I have been in previous violent relationships. My father and brother were also somewhat abusive throughout my childhood. So I've always been slightly skittish around DH, which annoys him at times b/c he'd never hurt me.
Well, over the past couple of months he's been a bit more...violent. He gets angrier easier and yells more. A couple of weeks ago we were in the car and he threw his fries at the windshield (he was driving.) Then when he question me on something and I got mad and tried to walk outside for a smoke, he grabbed me by the arm rather tightly. He did it again a few minutes later. He apologized for both things and we both agreed it was probably due to stress (his mother and I don't get along and were in a sort of power struggle over my DD (born in Feb), which he was in the middle of.

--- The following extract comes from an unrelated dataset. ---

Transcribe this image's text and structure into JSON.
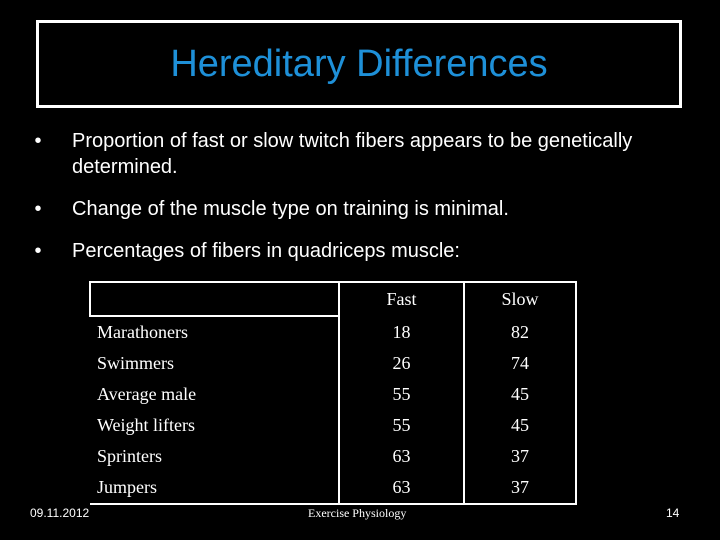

Well, tonight we were at a friend's house playing a game and he kept saying mean things about me like "You know she isn't trying" and "She sucks at this" and "Come *on* darlin!" and I wasn't even on his team!! So I started to get irritated and would pop him in his male spot. It was immature of me, but I felt uncomfotable asking him to stop in front of people and didn't know how else to ask him to stop. Then, after the second time I popped him, he looked at me (smiling, but I could tell it was an angry and trying to hide it smile) and punched me in the leg, really hard. I have a bruise from it.
Is he getting a bit too violent?? What should I do? (other than stop hitting him in the balls)

You are embarrassed to ask your husband to stop needling you in public, but have no difficulty hitting him in his genitals? I'm at a loss.
Anytime your husband says unkind things, grabs you, and especially when he hurts you physically, he is behaving badly, and there will be a lot of very intelligent women along presently to tell you more about that. However, you are not blameless here. If your husband should not hit you, then you shouldn't hit him, either.
Since you grew up with an abusive father, I am wondering if you regard abusive behavior as an acceptable form of attention, on some level, and if you are riding your husband until he displays the behaviors you're expecting. I don't know if that even makes sense, psychologically, but I DO know that the two of you need to improve your communication skills.